Tosun, olayların MHP İzmir İl Başkanı Musavat Dervişoğlu'nun uyarılarına karşın yaşanmasına dikkat çekiyor:
"Başta CHP ve MHP olmak üzere, bütün siyasi aktörlerin söylemlerini yumuşatması gerekiyor. Yoksa durum kontrol edemeyecekleri noktaya gidebilir. Parti liderleri ne kadar 'Sokağa çıkmayın, olaylara karışmayın' dese de, sert, keskin söylemleri kitleleri harekete geçiriyor. Bu partiler, Kürt sorununa daha sağlıklı, aklın ve bilimin gerektirdiği biçimde yaklaşmalılar. Söylemlerinde popülizme, oy avcılığına yer olmaması gerekiyor."

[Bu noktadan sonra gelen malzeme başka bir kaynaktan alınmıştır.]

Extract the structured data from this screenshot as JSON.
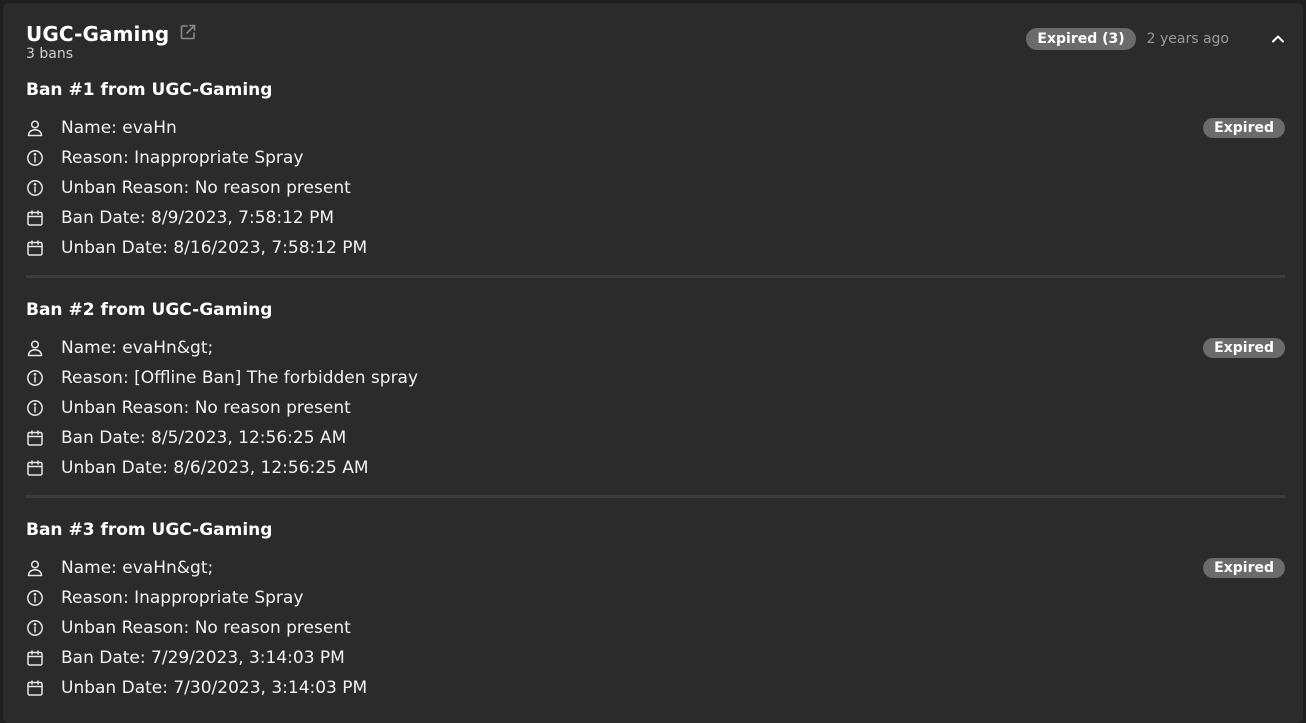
{
  "header": {
    "title": "UGC-Gaming",
    "subtitle": "3 bans",
    "status_badge": "Expired (3)",
    "time_ago": "2 years ago",
    "external_link_icon": "external-link-icon",
    "collapse_icon": "chevron-up-icon"
  },
  "colors": {
    "background": "#2b2b2b",
    "badge": "#6b6b6b",
    "muted_text": "#9a9a9a"
  },
  "bans": [
    {
      "title": "Ban #1 from UGC-Gaming",
      "status": "Expired",
      "name": "Name: evaHn",
      "reason": "Reason: Inappropriate Spray",
      "unban_reason": "Unban Reason: No reason present",
      "ban_date": "Ban Date: 8/9/2023, 7:58:12 PM",
      "unban_date": "Unban Date: 8/16/2023, 7:58:12 PM"
    },
    {
      "title": "Ban #2 from UGC-Gaming",
      "status": "Expired",
      "name": "Name: evaHn&gt;",
      "reason": "Reason: [Offline Ban] The forbidden spray",
      "unban_reason": "Unban Reason: No reason present",
      "ban_date": "Ban Date: 8/5/2023, 12:56:25 AM",
      "unban_date": "Unban Date: 8/6/2023, 12:56:25 AM"
    },
    {
      "title": "Ban #3 from UGC-Gaming",
      "status": "Expired",
      "name": "Name: evaHn&gt;",
      "reason": "Reason: Inappropriate Spray",
      "unban_reason": "Unban Reason: No reason present",
      "ban_date": "Ban Date: 7/29/2023, 3:14:03 PM",
      "unban_date": "Unban Date: 7/30/2023, 3:14:03 PM"
    }
  ]
}
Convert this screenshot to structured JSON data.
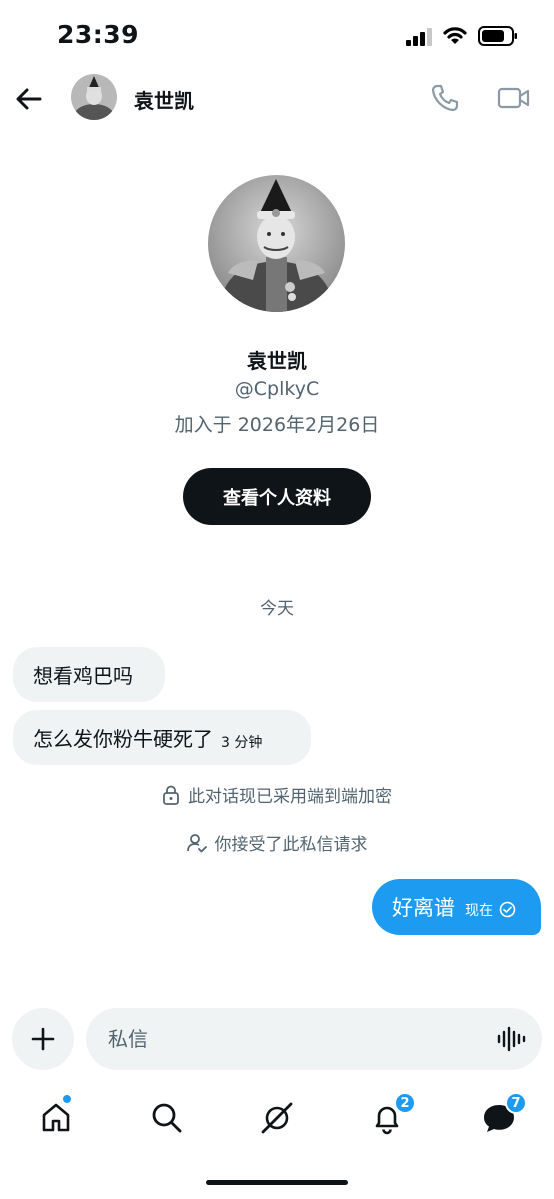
{
  "status_bar": {
    "time": "23:39"
  },
  "header": {
    "name": "袁世凯"
  },
  "profile": {
    "name": "袁世凯",
    "handle": "@CplkyC",
    "joined": "加入于 2026年2月26日",
    "view_profile_label": "查看个人资料"
  },
  "conversation": {
    "day_label": "今天",
    "incoming": [
      {
        "text": "想看鸡巴吗",
        "time": ""
      },
      {
        "text": "怎么发你粉牛硬死了",
        "time": "3 分钟"
      }
    ],
    "notes": {
      "encryption": "此对话现已采用端到端加密",
      "accepted": "你接受了此私信请求"
    },
    "outgoing": {
      "text": "好离谱",
      "time": "现在"
    }
  },
  "composer": {
    "placeholder": "私信"
  },
  "nav": {
    "notifications_badge": "2",
    "messages_badge": "7"
  },
  "colors": {
    "accent": "#1d9bf0",
    "text": "#0f1419",
    "secondary": "#536471",
    "bubble": "#eff3f4"
  },
  "icons": [
    "back-arrow-icon",
    "phone-icon",
    "video-icon",
    "lock-icon",
    "person-check-icon",
    "check-circle-icon",
    "plus-icon",
    "voice-wave-icon",
    "home-icon",
    "search-icon",
    "grok-icon",
    "bell-icon",
    "messages-icon"
  ]
}
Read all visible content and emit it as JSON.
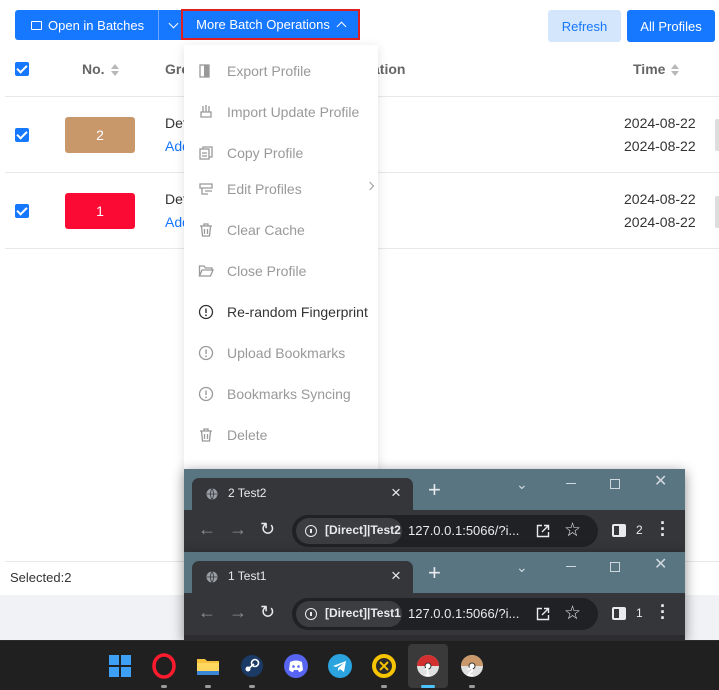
{
  "toolbar": {
    "open_in_batches": "Open in Batches",
    "more_batch_operations": "More Batch Operations",
    "refresh": "Refresh",
    "all_profiles": "All Profiles"
  },
  "table": {
    "col_no": "No.",
    "col_group": "Gro",
    "col_operation": "ation",
    "col_time": "Time",
    "rows": [
      {
        "badge": "2",
        "badge_color": "#c8976a",
        "group": "Def",
        "link": "Add",
        "time1": "2024-08-22",
        "time2": "2024-08-22"
      },
      {
        "badge": "1",
        "badge_color": "#fb0a33",
        "group": "Def",
        "link": "Add",
        "time1": "2024-08-22",
        "time2": "2024-08-22"
      }
    ],
    "selected": "Selected:2"
  },
  "menu": {
    "items": [
      {
        "label": "Export Profile",
        "icon": "export-icon",
        "enabled": false
      },
      {
        "label": "Import Update Profile",
        "icon": "import-icon",
        "enabled": false
      },
      {
        "label": "Copy Profile",
        "icon": "copy-icon",
        "enabled": false
      },
      {
        "label": "Edit Profiles",
        "icon": "edit-icon",
        "enabled": false
      },
      {
        "label": "Clear Cache",
        "icon": "trash-icon",
        "enabled": false
      },
      {
        "label": "Close Profile",
        "icon": "folder-icon",
        "enabled": false
      },
      {
        "label": "Re-random Fingerprint",
        "icon": "alert-circle-icon",
        "enabled": true
      },
      {
        "label": "Upload Bookmarks",
        "icon": "alert-circle-icon",
        "enabled": false
      },
      {
        "label": "Bookmarks Syncing",
        "icon": "alert-circle-icon",
        "enabled": false
      },
      {
        "label": "Delete",
        "icon": "trash-icon",
        "enabled": false
      }
    ]
  },
  "browsers": [
    {
      "tab_title": "2 Test2",
      "chip": "[Direct]|Test2",
      "url": "127.0.0.1:5066/?i...",
      "count": "2"
    },
    {
      "tab_title": "1 Test1",
      "chip": "[Direct]|Test1",
      "url": "127.0.0.1:5066/?i...",
      "count": "1"
    }
  ],
  "taskbar": {
    "apps": [
      "windows-start-icon",
      "opera-icon",
      "file-explorer-icon",
      "steam-icon",
      "discord-icon",
      "telegram-icon",
      "ix-icon",
      "profile-1-icon",
      "profile-2-icon"
    ],
    "profile_labels": [
      "1",
      "2"
    ]
  },
  "colors": {
    "primary": "#1677ff",
    "danger_outline": "#e02020"
  }
}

"Toplumda sıcak temas potansiyelinin arttığını gösteriyor"
Tosun, diğer illerde Adalet ve Kalkınma Partisi'nin (AKP) kontrol edebildiği bir kitle varken, "ortalama İzmirli" profilinin kendini AKP'ye karşı, ulusalcı/Kemalist çizgide tanımladığını, ama ihtilafın tolere edilebilir olduğunu, şiddete dönüşmediğini söylüyor ve ekliyor:
"Saldırının İzmir gibi büyük bir kentte gerçekleşmesi, aslında tehlike sinyali. İzmir, potansiyel olarak, kültürlerin uyumunun yaşandığı bir kent. İzmir'de bu yaşanabiliyorsa, diğer illerde kontrol edilemeyen noktaya gidebilir. Küçük gruplardan büyük gruplara doğru genişleyen, karşılıklı sıcak temas potansiyelinin arttığını gösteriyor. CHP ve MHP'nin, insanların hangi duyguyla bir konvoya taşla saldırdığını iyi analiz etmesi gerek. Yoksa, bunun maliyeti yüksek olur. Bir arada yaşamaya tahammül edememe, yok etme eğilimine dönüşebilir. Burada CHP ve MHP'ye çok ciddi sorumluluk düşüyor. Bu dili bir kenara bırakmalılar." (TK)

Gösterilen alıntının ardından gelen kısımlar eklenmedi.